In honor of Dr. Martin Luther King, Jr. Day on Monday, area residents are planning to clean a small cemetery off Ridge Road that could house the remains of slaves or former slaves.

Volunteers are being sought for the event, which is being sponsored by the African-American Historical Association of Newton County and local business Team Sports and Signs and will take place from 10 a.m. to 4 p.m.

"It’s in deplorable shape with trees overgrown and graves all sunk in. Some graves people will come and clean and leave the rest of them. We’re going to try to clean them up as best as possible," said Fred Johnson, one of the event’s organizers.

The .69-acre cemetery is located off Ridge Road, which runs off of Oak Hill Road east of where it intersects with Ga. Highway 81. The cemetery, which is owned by Newton County, is located about 100 feet north of the road just after the seventh house on the street; balloons will mark the way on Jan. 20, according to a flyer for the event.

Johnson said the county will provide a dumpster for debris and said the Newton County Sheriff’s Office would be helping, along with County Commissioner Lanier Sims, school board member Eddie Johnson and members of area churches.

"(Volunteers) need to bring their own axes, chainsaws and bush blades and come prepared to work," Johnson said Friday, nothing the organizers were still looking for a company to provide free lunch for volunteers.

Johnson can be reached at 404-308-0780.

Cemetery story

Monty Laster, the last surviving member of the Newton County Cemetery Committee, said there are 62 documented graves at the Ridge Road Cemetery, so named because no one knows if it’s a family cemetery or used to be
attached to some church.

There are a lot of Hendersons buried there, but Johnson believes may have been tied to a church that used to be in the area.

"Each person in a cemetery has a story to tell and you can learn a lot about those buried. The houses are long gone in most cases, but the burials, that helps us determine what went on in this community," Laster said.

"With this cemetery, I wish we knew more about (it).

"People say it used to be a slave cemetery, but we don’t know that for sure. The person who has the oldest marker was born in 1851 and died in 1920. But that’s only the one who has markers."

Johnson and Laster have talked to surrounding property owners, the person who used to own the land and a woman whose father is buried there.
The woman whose father was buried in the cemetery said it’s the "Hendrix Cemetery," and Laster has identified three Hendrix members, though there are more Browns, Griers, Hendersons, Hursts, Smiths, Thompsons and, most of all, Wrights.

Laster said there are probably more than 100 graves without markers, some of which are identified by rocks and sunken holes and others that can’t be identified at all.

"That’s what we look for (rocks and sunken holes).

"You have to be careful when you do a cleanup, because you don’t want to disturb any of the rocks. Large rocks were generally for the headstone, and small rocks were for the foot stone," Laster said.
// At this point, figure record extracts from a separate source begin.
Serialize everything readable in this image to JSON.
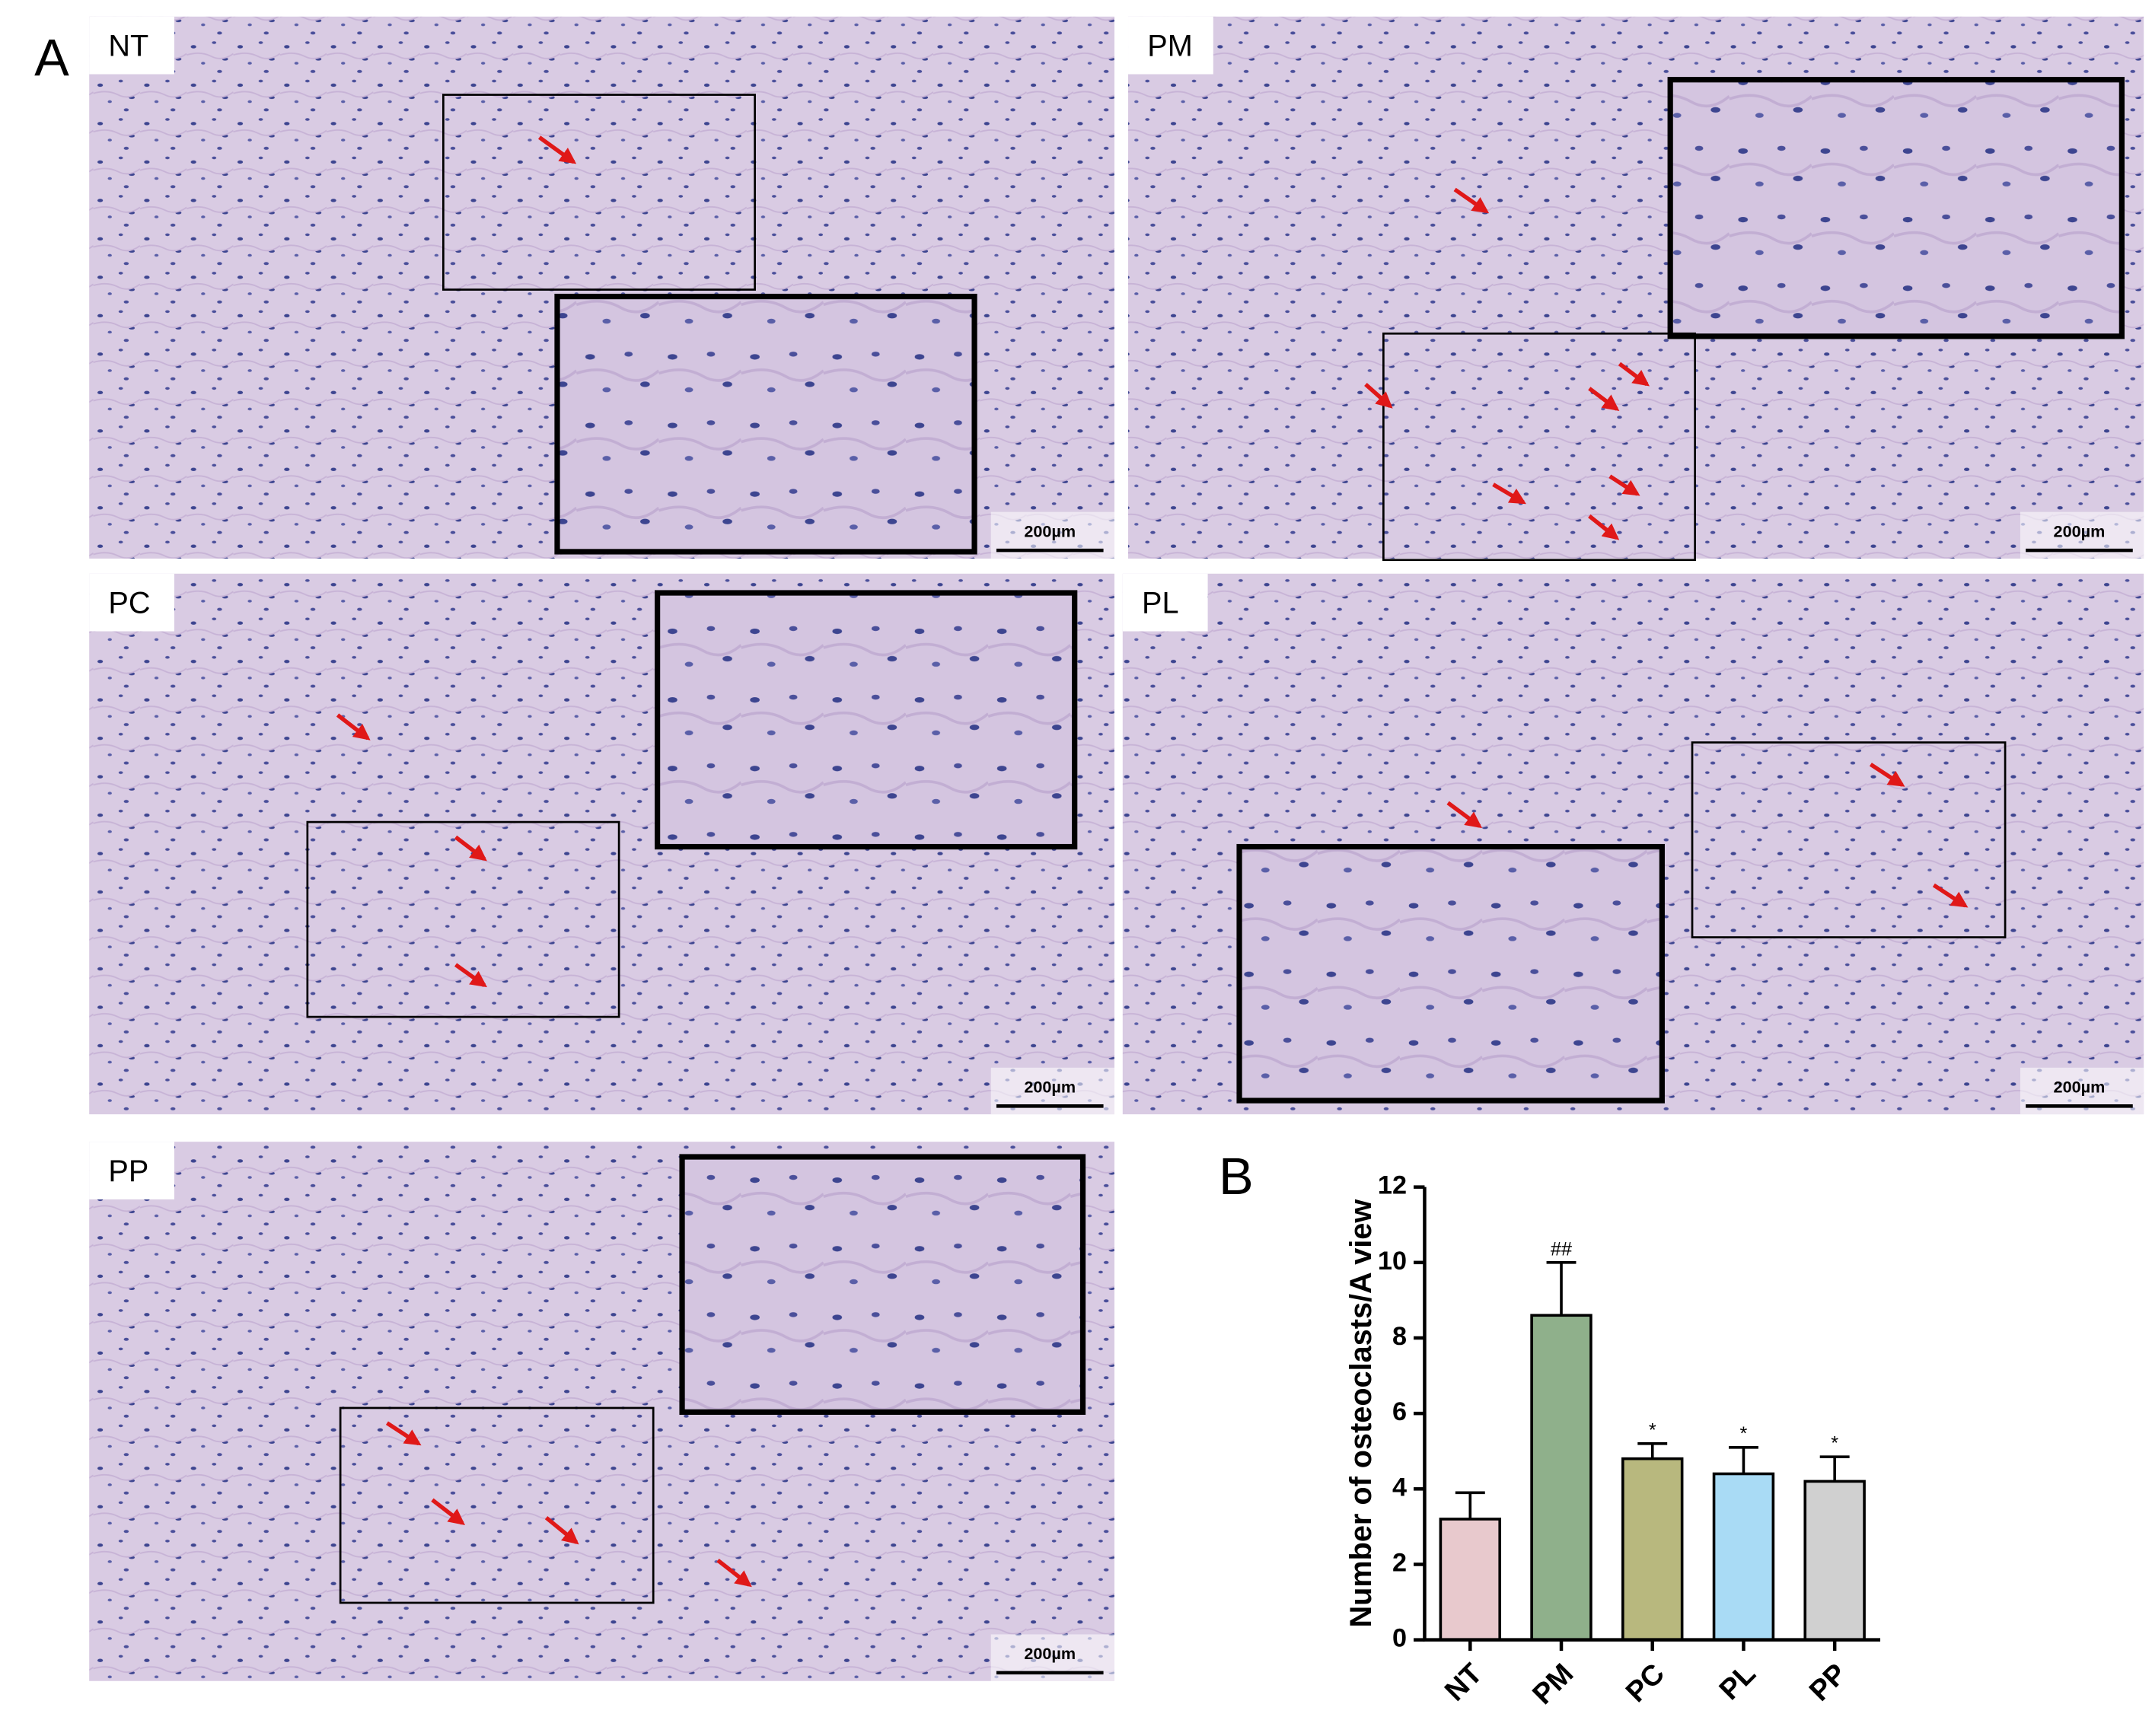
{
  "figure": {
    "panel_a_label": "A",
    "panel_b_label": "B",
    "panels": [
      {
        "label": "NT",
        "scale_bar": "200µm"
      },
      {
        "label": "PM",
        "scale_bar": "200µm"
      },
      {
        "label": "PC",
        "scale_bar": "200µm"
      },
      {
        "label": "PL",
        "scale_bar": "200µm"
      },
      {
        "label": "PP",
        "scale_bar": "200µm"
      }
    ]
  },
  "chart_data": {
    "type": "bar",
    "y_label": "Number of osteoclasts/A view",
    "categories": [
      "NT",
      "PM",
      "PC",
      "PL",
      "PP"
    ],
    "values": [
      3.2,
      8.6,
      4.8,
      4.4,
      4.2
    ],
    "errors": [
      0.7,
      1.4,
      0.4,
      0.7,
      0.65
    ],
    "annotations": [
      null,
      "##",
      "*",
      "*",
      "*"
    ],
    "colors": [
      "#e8c9cd",
      "#8fb08b",
      "#b8b87e",
      "#a9dbf5",
      "#d0d0d0"
    ],
    "ylim": [
      0,
      12
    ],
    "yticks": [
      0,
      2,
      4,
      6,
      8,
      10,
      12
    ]
  }
}
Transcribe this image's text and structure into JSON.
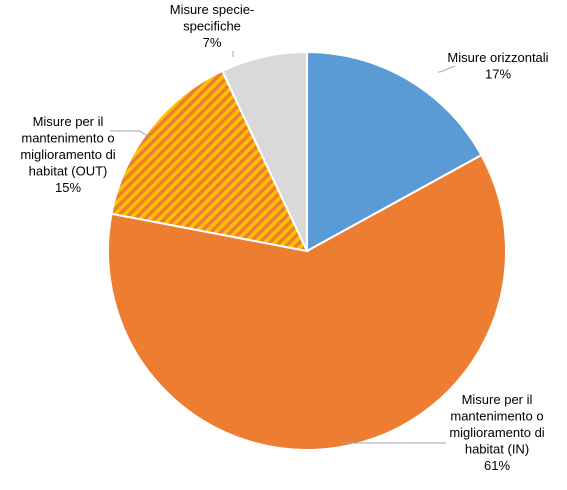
{
  "chart_data": {
    "type": "pie",
    "title": "",
    "start_angle_deg": 0,
    "direction": "clockwise",
    "slices": [
      {
        "name": "Misure orizzontali",
        "value": 17,
        "label_lines": [
          "Misure orizzontali",
          "17%"
        ],
        "color": "#5b9bd5",
        "pattern": "solid"
      },
      {
        "name": "Misure per il mantenimento o miglioramento di habitat (IN)",
        "value": 61,
        "label_lines": [
          "Misure per il",
          "mantenimento o",
          "miglioramento di",
          "habitat (IN)",
          "61%"
        ],
        "color": "#ed7d31",
        "pattern": "solid"
      },
      {
        "name": "Misure per il mantenimento o miglioramento di habitat (OUT)",
        "value": 15,
        "label_lines": [
          "Misure per il",
          "mantenimento o",
          "miglioramento di",
          "habitat (OUT)",
          "15%"
        ],
        "color": "#ed7d31",
        "pattern_color": "#ffc000",
        "pattern": "diagonal-stripes"
      },
      {
        "name": "Misure specie-specifiche",
        "value": 7,
        "label_lines": [
          "Misure specie-",
          "specifiche",
          "7%"
        ],
        "color": "#d9d9d9",
        "pattern": "solid"
      }
    ],
    "leader_line_color": "#a6a6a6",
    "slice_border_color": "#ffffff"
  }
}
Even the markers won’t last forever, as some of them, like Mance Henderson’s – which says "Gone but not forgotten – are made from homemade concrete.

Laster said about half of the county’s 270 identified cemeteries would be classified as abandoned, because they shows signs of neglect or vandalism or are overgrown to the point where nothing can be done.

Laster, a former county commissioner, helped put in development regulations that require homeowners, developers and builders to take steps to identify and protect cemeteries.